Bless Sir Michael Caine, whose tireless promotional efforts on behalf of “The Quiet American” have ensured that, for now, a select few moviegoers will get to see this tremendous film. Director Phillip Noyce has turned out his toughest, most fulfilling picture ever (at least until Rabbit-Proof Fence came out).
Unfortunately, “The Quiet American” had the misfortune of first being screened on Sept. 10th, 2001 at the Toronto Film Festival. Fear of adverse reaction to its “anti-American” content almost pushed Miramax to bury the film completely, or at least shove it off until this coming January. But positive press reaction and Caine’s persistence have finally paid off in a prime Oscar-season release.
As Caine has repeatedly stressed, this is not an anti-American film – but it is blisteringly critical of the idealistic naiveté that first caused our country to stumble into Vietnam. At this point in our history, knowing what we now know about the war, it’s slightly insane to characterize criticism of America’s actions in Vietnam as unpatriotic. Of course, that wouldn’t ever stop chicken hawks like Rush Limbaugh or Sean Hannity…but the fact remains that our involvement in Vietnam was a horrific catastrophe for all involved, costing 58,000 American and several million Vietnamese lives. It was, in a word, wrong.
The thing is, Graham Greene told us so.

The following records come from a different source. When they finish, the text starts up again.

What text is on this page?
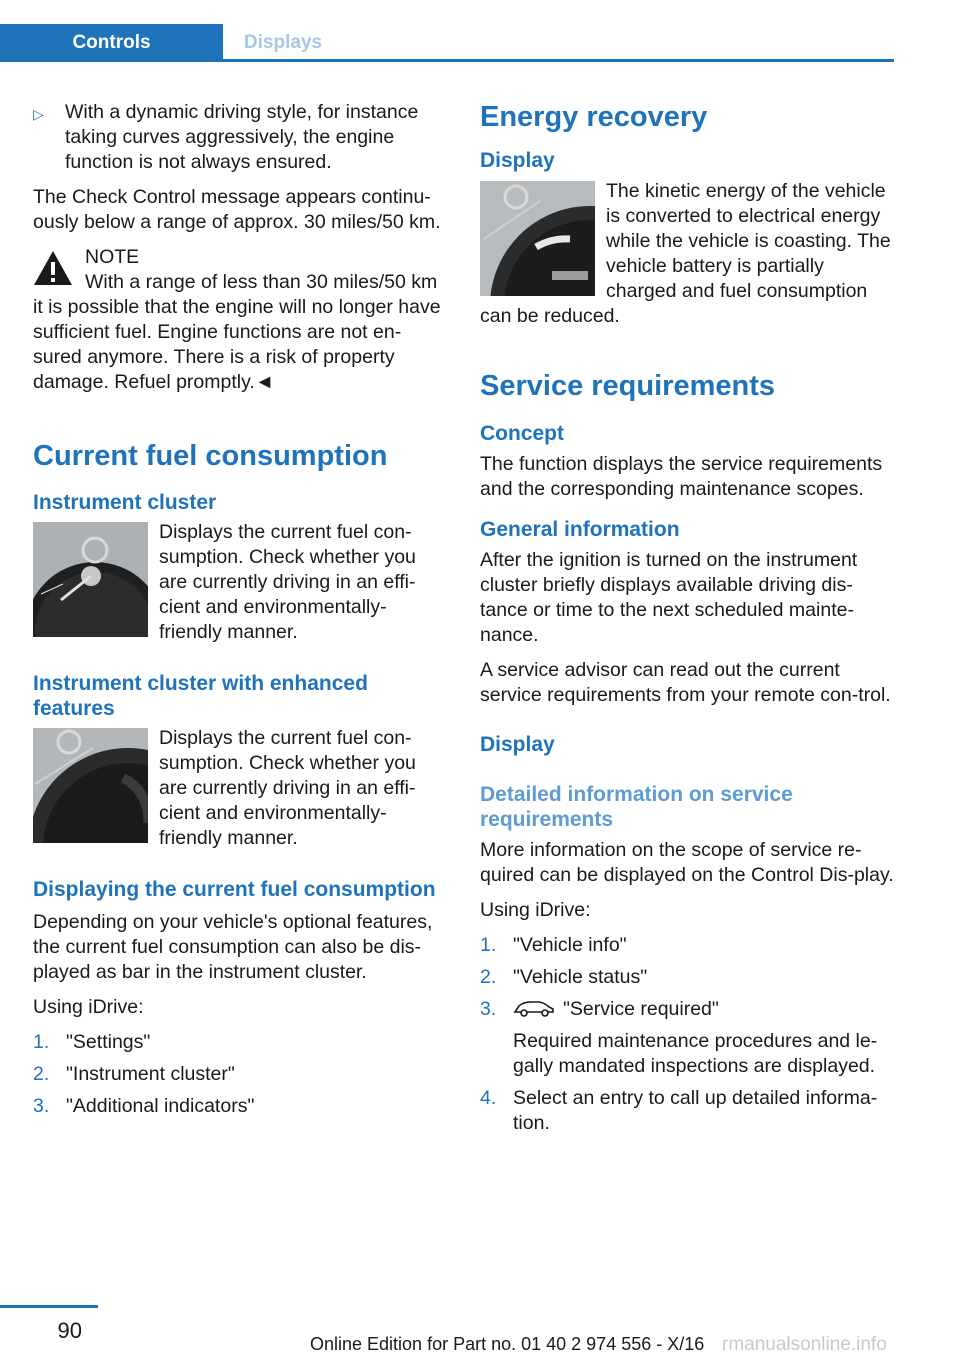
Controls	Displays
▷	With a dynamic driving style, for instance taking curves aggressively, the engine function is not always ensured.

The Check Control message appears continu-ously below a range of approx. 30 miles/50 km.

NOTE

With a range of less than 30 miles/50 km it is possible that the engine will no longer have sufficient fuel. Engine functions are not en-sured anymore. There is a risk of property damage. Refuel promptly.◄

Current fuel consumption
Instrument cluster

Displays the current fuel con-sumption. Check whether you are currently driving in an effi-cient and environmentally-friendly manner.

Instrument cluster with enhanced features

Displays the current fuel con-sumption. Check whether you are currently driving in an effi-cient and environmentally-friendly manner.

Displaying the current fuel consumption

Depending on your vehicle's optional features, the current fuel consumption can also be dis-played as bar in the instrument cluster.

Using iDrive:

1. "Settings"
2. "Instrument cluster"
3. "Additional indicators"
Energy recovery
Display

The kinetic energy of the vehicle is converted to electrical energy while the vehicle is coasting. The vehicle battery is partially charged and fuel consumption can be reduced.

Service requirements
Concept

The function displays the service requirements and the corresponding maintenance scopes.

General information

After the ignition is turned on the instrument cluster briefly displays available driving dis-tance or time to the next scheduled mainte-nance.

A service advisor can read out the current service requirements from your remote con-trol.

Display
Detailed information on service requirements

More information on the scope of service re-quired can be displayed on the Control Dis-play.

Using iDrive:

1. "Vehicle info"
2. "Vehicle status"
3.	"Service required"
Required maintenance procedures and le-gally mandated inspections are displayed.
4. Select an entry to call up detailed informa-tion.
90
Online Edition for Part no. 01 40 2 974 556 - X/16 rmanualsonline.info
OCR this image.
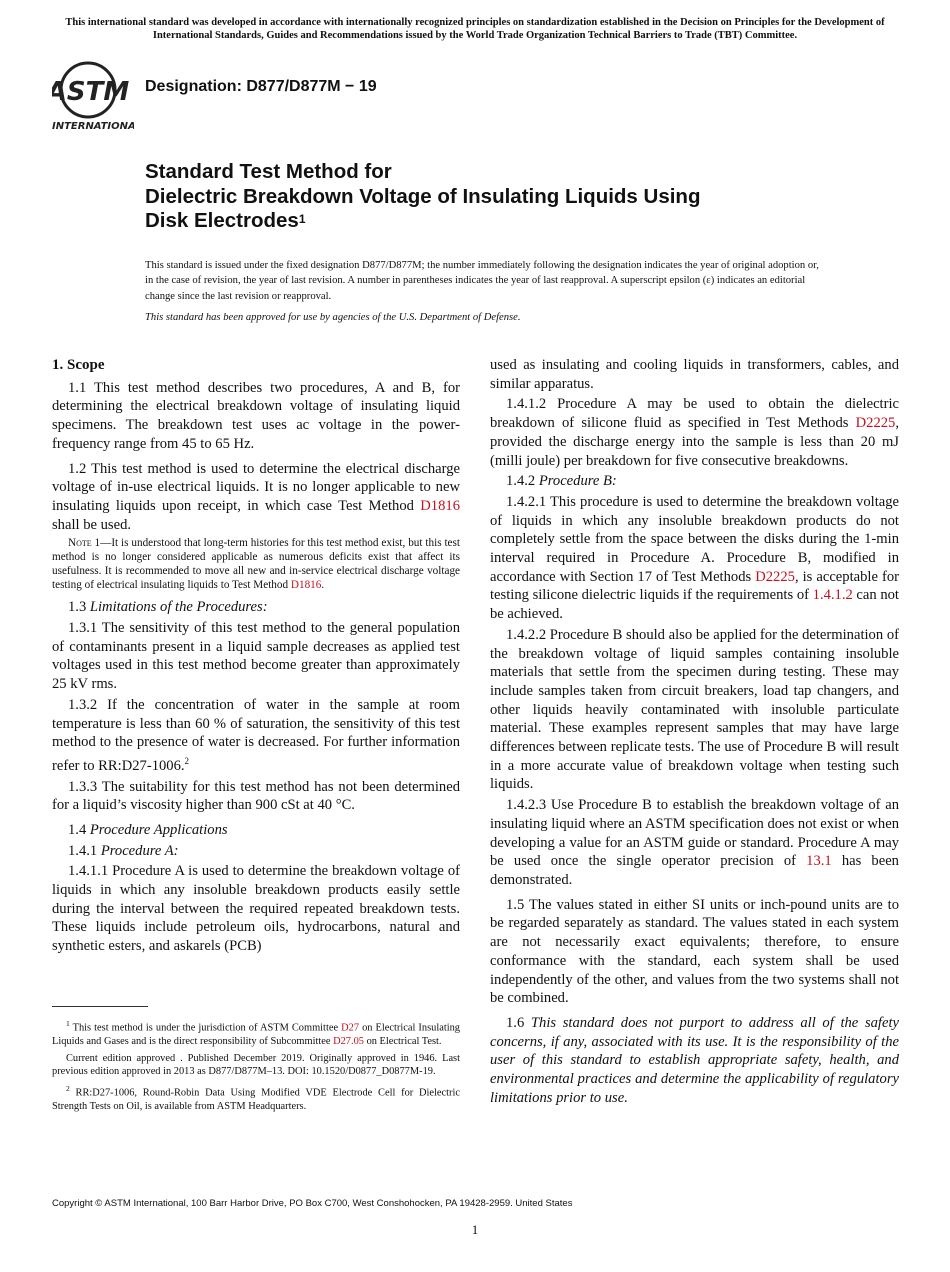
This international standard was developed in accordance with internationally recognized principles on standardization established in the Decision on Principles for the Development of International Standards, Guides and Recommendations issued by the World Trade Organization Technical Barriers to Trade (TBT) Committee.
ASTM
INTERNATIONAL
Designation: D877/D877M − 19
Standard Test Method for
Dielectric Breakdown Voltage of Insulating Liquids Using
Disk Electrodes$^1$
This standard is issued under the fixed designation D877/D877M; the number immediately following the designation indicates the year of original adoption or, in the case of revision, the year of last revision. A number in parentheses indicates the year of last reapproval. A superscript epsilon (ε) indicates an editorial change since the last revision or reapproval.
This standard has been approved for use by agencies of the U.S. Department of Defense.
1. Scope

1.1 This test method describes two procedures, A and B, for determining the electrical breakdown voltage of insulating liquid specimens. The breakdown test uses ac voltage in the power-frequency range from 45 to 65 Hz.

1.2 This test method is used to determine the electrical discharge voltage of in-use electrical liquids. It is no longer applicable to new insulating liquids upon receipt, in which case Test Method D1816 shall be used.

Note 1—It is understood that long-term histories for this test method exist, but this test method is no longer considered applicable as numerous deficits exist that affect its usefulness. It is recommended to move all new and in-service electrical discharge voltage testing of electrical insulating liquids to Test Method D1816.

1.3 Limitations of the Procedures:

1.3.1 The sensitivity of this test method to the general population of contaminants present in a liquid sample decreases as applied test voltages used in this test method become greater than approximately 25 kV rms.

1.3.2 If the concentration of water in the sample at room temperature is less than 60 % of saturation, the sensitivity of this test method to the presence of water is decreased. For further information refer to RR:D27-1006.$^2$

1.3.3 The suitability for this test method has not been determined for a liquid’s viscosity higher than 900 cSt at 40 °C.

1.4 Procedure Applications

1.4.1 Procedure A:

1.4.1.1 Procedure A is used to determine the breakdown voltage of liquids in which any insoluble breakdown products easily settle during the interval between the required repeated breakdown tests. These liquids include petroleum oils, hydrocarbons, natural and synthetic esters, and askarels (PCB)

$^1$ This test method is under the jurisdiction of ASTM Committee D27 on Electrical Insulating Liquids and Gases and is the direct responsibility of Subcommittee D27.05 on Electrical Test.

Current edition approved . Published December 2019. Originally approved in 1946. Last previous edition approved in 2013 as D877/D877M–13. DOI: 10.1520/D0877_D0877M-19.

$^2$ RR:D27-1006, Round-Robin Data Using Modified VDE Electrode Cell for Dielectric Strength Tests on Oil, is available from ASTM Headquarters.

used as insulating and cooling liquids in transformers, cables, and similar apparatus.

1.4.1.2 Procedure A may be used to obtain the dielectric breakdown of silicone fluid as specified in Test Methods D2225, provided the discharge energy into the sample is less than 20 mJ (milli joule) per breakdown for five consecutive breakdowns.

1.4.2 Procedure B:

1.4.2.1 This procedure is used to determine the breakdown voltage of liquids in which any insoluble breakdown products do not completely settle from the space between the disks during the 1-min interval required in Procedure A. Procedure B, modified in accordance with Section 17 of Test Methods D2225, is acceptable for testing silicone dielectric liquids if the requirements of 1.4.1.2 can not be achieved.

1.4.2.2 Procedure B should also be applied for the determination of the breakdown voltage of liquid samples containing insoluble materials that settle from the specimen during testing. These may include samples taken from circuit breakers, load tap changers, and other liquids heavily contaminated with insoluble particulate material. These examples represent samples that may have large differences between replicate tests. The use of Procedure B will result in a more accurate value of breakdown voltage when testing such liquids.

1.4.2.3 Use Procedure B to establish the breakdown voltage of an insulating liquid where an ASTM specification does not exist or when developing a value for an ASTM guide or standard. Procedure A may be used once the single operator precision of 13.1 has been demonstrated.

1.5 The values stated in either SI units or inch-pound units are to be regarded separately as standard. The values stated in each system are not necessarily exact equivalents; therefore, to ensure conformance with the standard, each system shall be used independently of the other, and values from the two systems shall not be combined.

1.6 This standard does not purport to address all of the safety concerns, if any, associated with its use. It is the responsibility of the user of this standard to establish appropriate safety, health, and environmental practices and determine the applicability of regulatory limitations prior to use.

Copyright © ASTM International, 100 Barr Harbor Drive, PO Box C700, West Conshohocken, PA 19428-2959. United States
1
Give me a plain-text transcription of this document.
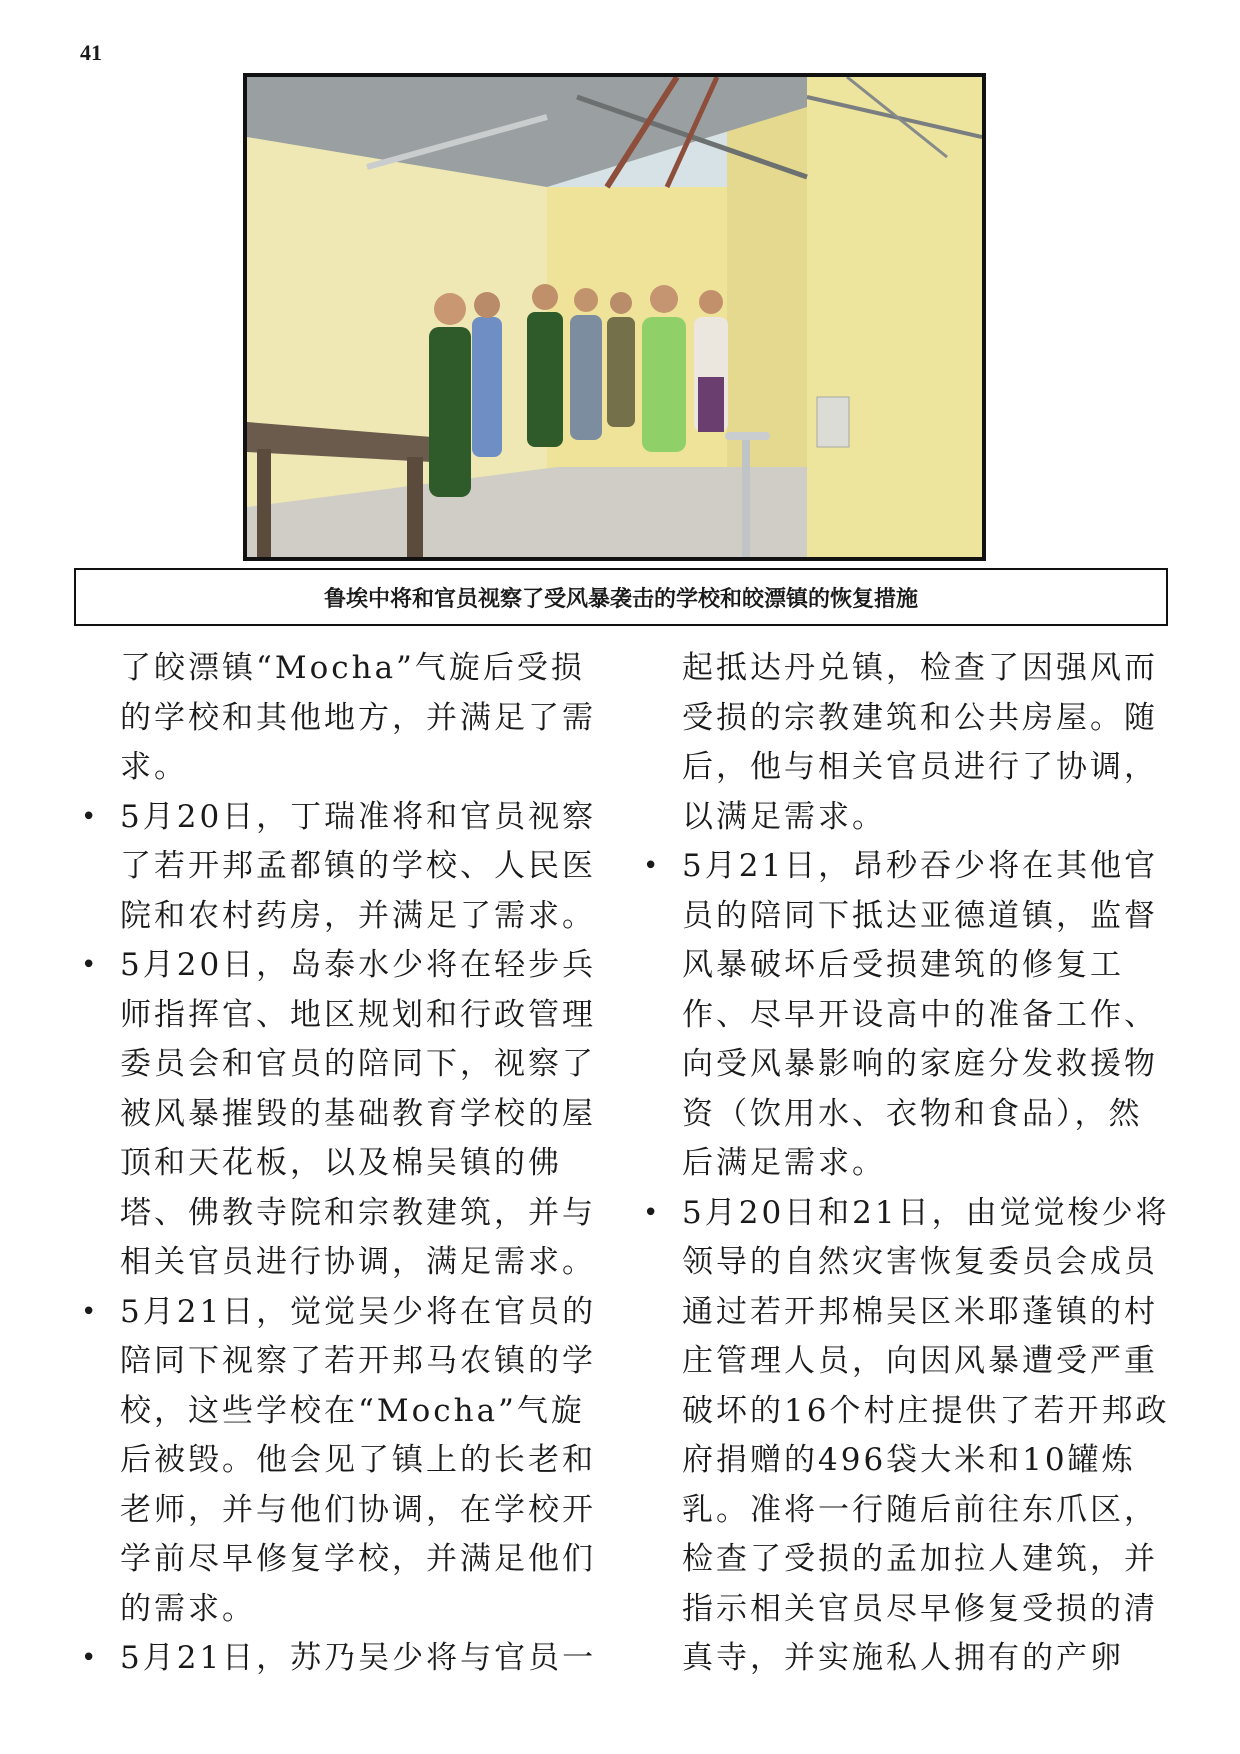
41
鲁埃中将和官员视察了受风暴袭击的学校和皎漂镇的恢复措施
了皎漂镇“Mocha”气旋后受损
的学校和其他地方，并满足了需
求。
• 5月20日，丁瑞准将和官员视察
了若开邦孟都镇的学校、人民医
院和农村药房，并满足了需求。
• 5月20日，岛泰水少将在轻步兵
师指挥官、地区规划和行政管理
委员会和官员的陪同下，视察了
被风暴摧毁的基础教育学校的屋
顶和天花板，以及棉吴镇的佛
塔、佛教寺院和宗教建筑，并与
相关官员进行协调，满足需求。
• 5月21日，觉觉吴少将在官员的
陪同下视察了若开邦马农镇的学
校，这些学校在“Mocha”气旋
后被毁。他会见了镇上的长老和
老师，并与他们协调，在学校开
学前尽早修复学校，并满足他们
的需求。
• 5月21日，苏乃吴少将与官员一
起抵达丹兑镇，检查了因强风而
受损的宗教建筑和公共房屋。随
后，他与相关官员进行了协调，
以满足需求。
• 5月21日，昂秒吞少将在其他官
员的陪同下抵达亚德道镇，监督
风暴破坏后受损建筑的修复工
作、尽早开设高中的准备工作、
向受风暴影响的家庭分发救援物
资（饮用水、衣物和食品），然
后满足需求。
• 5月20日和21日，由觉觉梭少将
领导的自然灾害恢复委员会成员
通过若开邦棉吴区米耶蓬镇的村
庄管理人员，向因风暴遭受严重
破坏的16个村庄提供了若开邦政
府捐赠的496袋大米和10罐炼
乳。准将一行随后前往东爪区，
检查了受损的孟加拉人建筑，并
指示相关官员尽早修复受损的清
真寺，并实施私人拥有的产卵
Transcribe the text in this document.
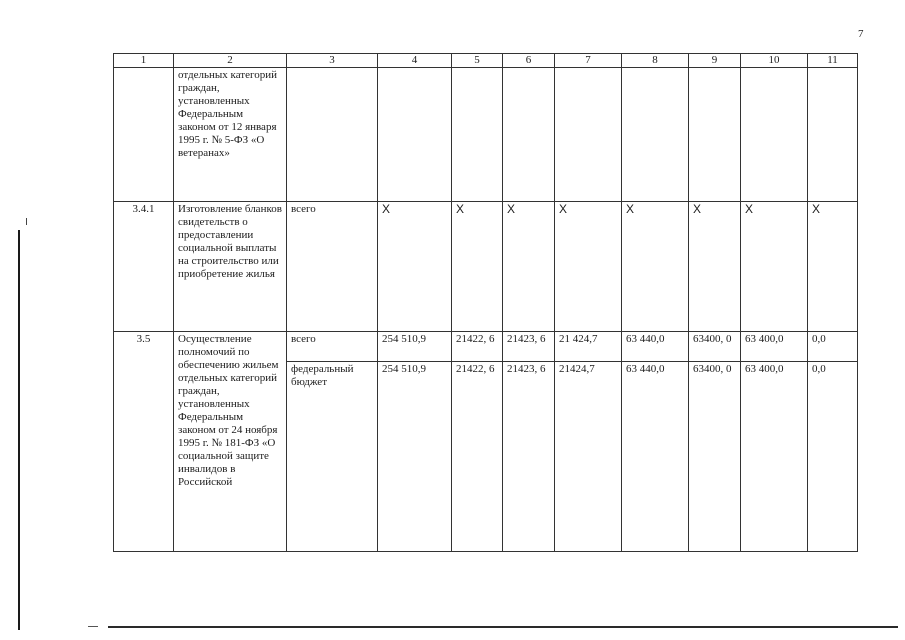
7
1	2	3	4	5	6	7	8	9	10	11
	отдельных категорий граждан, установленных Федеральным законом от 12 января 1995 г. № 5-ФЗ «О ветеранах»									
3.4.1	Изготовление бланков свидетельств о предоставлении социальной выплаты на строительство или приобретение жилья	всего	Х	Х	Х	Х	Х	Х	Х	Х
3.5	Осуществление полномочий по обеспечению жильем отдельных категорий граждан, установленных Федеральным законом от 24 ноября 1995 г. № 181-ФЗ «О социальной защите инвалидов в Российской	всего	254 510,9	21422, 6	21423, 6	21 424,7	63 440,0	63400, 0	63 400,0	0,0
		федеральный бюджет	254 510,9	21422, 6	21423, 6	21424,7	63 440,0	63400, 0	63 400,0	0,0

He prophesied the entire debacle when his novel The Quiet American was published in 1951. His story was simple on the surface: Thomas Fowler (Caine), a cynical reporter for the London Times in Saigon, is getting on in years, avoiding the messy realities of a bad marriage back in London. Fowler enjoys his opium and the favors of a beautiful young Vietnamese girl, Phuong (Do Thi Hai Yen), until a young American “medical aid worker” named Alden Pyle (Brendan Fraser) shows up, full of cheerful good intentions for Vietnam’s oppressed peasants. Instantly smitten with Phuong, Pyle’s resolve to “save” the country – by simultaneously saving this one innocent girl – only strengthens.
Fowler is torn between his feeling that maybe Pyle could in fact offer Phuong a better life, and his suspicion that Pyle may have ulterior motives. “It’s not that easy to remain uninvolved,” Pyle insists, and for the first time in years Fowler actually does get his hands dirty in the unseemly affairs of war. Soon both men find themselves in the northern battlefield of Phat Diem, confronted with a civilian massacre and a Vietnamese warlord, General The (Quang Hai), who is marshaling his troops against both French and communist forces. General The is what the simpletons in U.S. government are ever so fond of calling a “freedom fighter” – so the essential question becomes: who is really behind this “third force?”
As a piece of acting, “The Quiet American” represents a fitting capper to Caine’s illustrious career; his portrait of a jaded sybarite whom history nudges into conscientious action is among the year’s most moving. And Fraser craftily shades his lumbering do-gooder persona into decidedly darker territory, until the standard roles of “hero” and “villain” are hopelessly tangled. Noyce, working from an incisive adaptation by Christopher Hampton and Robert Schenkkan, combines elements of romance, murder mystery and political intrigue in a film that will likely stand as his masterwork.
The overall tenor, as it must be, is deep sadness. If only more of America’s Alden Pyles had been shaken by their lapels, had the simplistic idealism slapped out of their heads…millions of good people might not have given their lives for what was, from the very beginning, a lost cause.